Using Voice to Capture Endoscopic Findings

Gastroenterologists spend an average of 13 hours a week on documentation, leading to high levels of burnout.

The growing complexity of healthcare procedures and regulatory requirements has led to an increase in the amount and the complexity of documentation for each patient encounter.

At Olympus we explored a number of different avenues to simplify the documentation process, including the use of an ambient AI scribe to capture findings during endoscopic procedures.

Ambient scribes reduce the cognitive load during procedures

Traditionally, endoscopists have had to rely on their memory to recall the details of a procedure in order to document it after the fact.

In more complicated procedures with multiple findings, they typically ask the procedure nurse to write down the details of their findings and therapies performed. For example, they might record the size, location, and characteristics of a polyp, along with what type of resection they performed and what container the biopsy is in.

Resection details written on a piece of scrap paper

These details are frequently captured on post-it notes, napkins, and other scraps of paper, which introduces the potential for that information to get lost or damaged. It also distracts the nurse from their primary tasks.

With an AI scribe, endoscopists are able to speak these details aloud and can be confident that the AI scribe is capturing everything and adding it to their report.

Because of ability to use voice I won’t forget things that I’ve seen. If I see something on the way in and then on the way out, I completely forget that I’m looking for something like that. Then at least I’ve got a recording of me seeing something on the way in and then it’s already written down.”
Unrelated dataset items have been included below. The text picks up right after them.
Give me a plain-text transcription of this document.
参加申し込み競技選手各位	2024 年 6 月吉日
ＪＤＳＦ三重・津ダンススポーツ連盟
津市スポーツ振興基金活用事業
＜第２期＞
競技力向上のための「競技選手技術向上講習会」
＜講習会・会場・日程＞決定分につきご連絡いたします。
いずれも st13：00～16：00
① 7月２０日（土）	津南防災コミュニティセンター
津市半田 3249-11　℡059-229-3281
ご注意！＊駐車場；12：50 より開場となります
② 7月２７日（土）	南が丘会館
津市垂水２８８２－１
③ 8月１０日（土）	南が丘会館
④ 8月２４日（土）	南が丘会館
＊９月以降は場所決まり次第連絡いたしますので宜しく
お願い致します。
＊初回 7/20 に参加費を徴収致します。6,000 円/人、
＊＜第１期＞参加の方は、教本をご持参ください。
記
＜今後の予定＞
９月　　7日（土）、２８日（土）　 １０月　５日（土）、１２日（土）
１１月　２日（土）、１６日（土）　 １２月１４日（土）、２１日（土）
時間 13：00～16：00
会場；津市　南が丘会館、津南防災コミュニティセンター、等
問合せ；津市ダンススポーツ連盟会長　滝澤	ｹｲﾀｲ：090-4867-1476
Physicians were excited, but had concerns about control and accuracy

Our UX Researcher conducted interviews with 12 endoscopists to gauge their interest in a voice solution and identify any concerns they had.

Some of the key takeaways from this research were:

Doctors were very excited about using voice during a procedure and believed it would save them a significant amount of time
Most regularly used technologies like Siri or Alexa ane were comfortable with voice interfaces
Doctors wanted to be able to control when the scribe was recording
They wanted to be sure that the scribe would be able to capture the nuances of an endoscopic procedure and filter out side conversations

User testing a voice interface presented unique challenges

I wanted to test my inital user flow with endoscopists early on to make sure I was on the right track, but because the primary interface was the doctor’s voice it wasn’t exactly something I test in Figma.

Prototyping with video

I worked with our in-house subject matter experts to create a realistic transcript of a colonoscopy procedure and used ElevenLabs to turn it into an audio recording. Then I put together a 5 minute video using the audio track, images from a procedure room, and a Figma prototype to show what the doctors and nurses would see on the monitor during the procedure.

The video demonstrated how doctors could use vocal commands to start and stop the recording and showed real time feedback on the monitor so they could be confident it was recording when they wanted and only when they wanted. It also included a handful of off topic conversations.

I also created a prototype of the post procedure report so that the endoscopists could see that the relevant information had been captured and mapped to the report in a structured format. This also reassured them that their side conversations would not accidentally end up in the report.

If this works it is a dream. If we can add all this information while we are doing the procedure and it works well and goes to the report and we just basically have to validate that’s amazing. I mean it’s really a good thing.

The biggest design challenge wasn’t the UI - it was coordinating across teams.

The intra-procedure experience and post procedure report writing experience were owned by different teams, each with their own roadmaps and delivery constraints.

I partnered closely with the designers, engineers, and product managers from both teams to craft an end-to-end voice experience that spanned multiple touchpoints and integrated into their existing designs without risking their delivery timelines.

Adding microphone controls to the touch screen interface

The intra-procedure experience used a touch screen connected to the endoscopy tower to capture images and videos. We needed to add microphone controls (in case wake words were not available) and status to thier interface.

Mapping findings to the correct report fields

On the post-procedure report, I partnered with the designers on the report team to define how the data would flow from the backend to the report, ensuring that it mapped to the correct fields and formatted the findings with the correct structure.

Adhering to EU regulations for AI and medical devices

We also collaborated closely with our internal regulatory team to ensure we were meeting the guidelines for AI use in the medical field for all the jurisdictions where we planned to sell our voice solution. In order to meet these requirements, our designs had to clearly indicate which fields were populated by AI and include a disclaimer that all AI content be carefully reviewed by a physician.

A screenshot of the report writing experience with AI tags on certain fields

Faster documentation leads to reduced cognitive load and less burnout

The overall feedback for the voice scribe was very positive, with doctors reporting that it made the documentation process much easier and saved them a lot of time. Between the ambient scribe and other improvements to the report writing process we were able to decrease the amount of time endoscopists spent on documentation by about 60%.